EMU faculty unions push back against promotion of online enrollment

Posted at 6:21 PM, Dec 15, 2017
and last updated 2017-12-15 18:21:06-05

With the number of people seeking a higher education through online classes, and Eastern Michigan University's interest in generating more revenue, the university contracted with a Dallas-based company to market the school's online classes.

But some faculty unions believe the university's agreement with Academic Partnerships (AP) goes beyond marketing.

According to their website, AP markets and manages online courses. And some unions see the contract between AP and the university as the "outsourcing of instruction."

Judith Kullberg, president of EMU's chapter of the American Association of University Professors, says that faculty members at universities where AP also operate argue that their schools have been turned into "diploma mills."
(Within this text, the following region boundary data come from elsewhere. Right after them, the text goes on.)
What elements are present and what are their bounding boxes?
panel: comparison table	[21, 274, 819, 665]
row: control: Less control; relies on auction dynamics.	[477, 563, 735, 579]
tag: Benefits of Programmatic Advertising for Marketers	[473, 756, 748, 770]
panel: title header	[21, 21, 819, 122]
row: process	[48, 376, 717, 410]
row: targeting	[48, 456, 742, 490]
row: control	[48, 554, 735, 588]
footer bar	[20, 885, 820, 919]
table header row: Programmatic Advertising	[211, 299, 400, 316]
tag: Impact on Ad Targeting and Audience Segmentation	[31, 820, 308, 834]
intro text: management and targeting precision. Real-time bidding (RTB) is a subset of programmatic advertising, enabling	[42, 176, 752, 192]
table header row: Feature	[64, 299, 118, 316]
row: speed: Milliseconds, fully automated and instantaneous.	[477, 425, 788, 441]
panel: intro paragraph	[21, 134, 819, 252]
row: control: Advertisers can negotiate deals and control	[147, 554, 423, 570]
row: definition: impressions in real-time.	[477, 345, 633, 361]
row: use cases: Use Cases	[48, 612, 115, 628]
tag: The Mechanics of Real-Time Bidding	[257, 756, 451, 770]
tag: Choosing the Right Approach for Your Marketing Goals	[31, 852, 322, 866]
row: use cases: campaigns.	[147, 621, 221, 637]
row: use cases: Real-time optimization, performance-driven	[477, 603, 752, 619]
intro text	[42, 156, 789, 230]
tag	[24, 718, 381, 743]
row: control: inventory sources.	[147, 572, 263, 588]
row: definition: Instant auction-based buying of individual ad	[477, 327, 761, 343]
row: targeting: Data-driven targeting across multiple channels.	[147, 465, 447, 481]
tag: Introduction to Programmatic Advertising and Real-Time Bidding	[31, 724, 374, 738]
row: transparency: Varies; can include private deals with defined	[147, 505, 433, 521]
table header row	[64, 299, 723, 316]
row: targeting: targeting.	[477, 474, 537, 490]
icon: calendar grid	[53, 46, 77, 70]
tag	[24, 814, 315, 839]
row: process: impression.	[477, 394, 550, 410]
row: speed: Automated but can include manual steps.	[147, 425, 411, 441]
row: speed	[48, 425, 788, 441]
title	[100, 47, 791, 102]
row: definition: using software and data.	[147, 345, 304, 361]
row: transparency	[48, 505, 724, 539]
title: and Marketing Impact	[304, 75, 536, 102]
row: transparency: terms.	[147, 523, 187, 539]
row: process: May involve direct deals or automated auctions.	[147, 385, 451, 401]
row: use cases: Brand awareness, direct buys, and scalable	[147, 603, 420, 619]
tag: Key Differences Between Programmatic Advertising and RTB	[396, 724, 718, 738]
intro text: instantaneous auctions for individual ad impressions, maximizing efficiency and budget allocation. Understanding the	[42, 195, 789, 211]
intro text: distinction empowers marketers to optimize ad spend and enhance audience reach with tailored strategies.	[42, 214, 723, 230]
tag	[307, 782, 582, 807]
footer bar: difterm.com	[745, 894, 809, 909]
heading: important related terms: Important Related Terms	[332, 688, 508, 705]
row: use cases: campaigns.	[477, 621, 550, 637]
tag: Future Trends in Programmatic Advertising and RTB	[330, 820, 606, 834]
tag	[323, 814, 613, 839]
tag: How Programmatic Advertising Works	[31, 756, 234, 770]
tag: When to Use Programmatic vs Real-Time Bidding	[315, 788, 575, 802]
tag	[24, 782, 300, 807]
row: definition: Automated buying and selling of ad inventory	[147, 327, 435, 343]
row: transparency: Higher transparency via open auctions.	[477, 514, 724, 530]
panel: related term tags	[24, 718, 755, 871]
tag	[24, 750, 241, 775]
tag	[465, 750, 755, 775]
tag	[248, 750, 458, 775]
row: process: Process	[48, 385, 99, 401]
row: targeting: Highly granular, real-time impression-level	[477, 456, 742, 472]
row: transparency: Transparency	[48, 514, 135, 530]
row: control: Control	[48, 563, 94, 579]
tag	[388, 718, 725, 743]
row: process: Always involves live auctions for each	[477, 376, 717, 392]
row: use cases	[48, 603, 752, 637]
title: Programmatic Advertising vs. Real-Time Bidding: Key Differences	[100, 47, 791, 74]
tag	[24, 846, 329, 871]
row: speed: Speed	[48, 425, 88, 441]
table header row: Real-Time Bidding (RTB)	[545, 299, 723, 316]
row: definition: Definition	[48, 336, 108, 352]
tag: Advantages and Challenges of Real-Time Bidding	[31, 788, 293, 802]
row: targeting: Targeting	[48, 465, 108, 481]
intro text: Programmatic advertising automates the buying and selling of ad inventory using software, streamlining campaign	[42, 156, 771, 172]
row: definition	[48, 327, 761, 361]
AP will keep about 50 percent of the tuition for the students they enroll into EMU's online course program, but a spokesman for the university says AP will not use "coaches" to teach as they do at other universities.

Geoff Larcom, EMU's executive director of media relations, tells 7 Action News that this is a marketing arrangement designed to recruit students to their online programs and that these are students that the university wouldn't otherwise enroll.

Larcom says EMU professors, full-time and part-time lecturers will retain "total pedagogical control."

But Kullberg doesn't appear ready to trust that the contract won't affect curriculum.

"Other university have ended their partnerships with AP because of objections from faculty and concerns about the quality of coursework and services to students," said Kullberg in a statement.

Larcom says EMU President James Smith has gone on the record to say he is willing to sign a letter that they are not going to outsource teaching.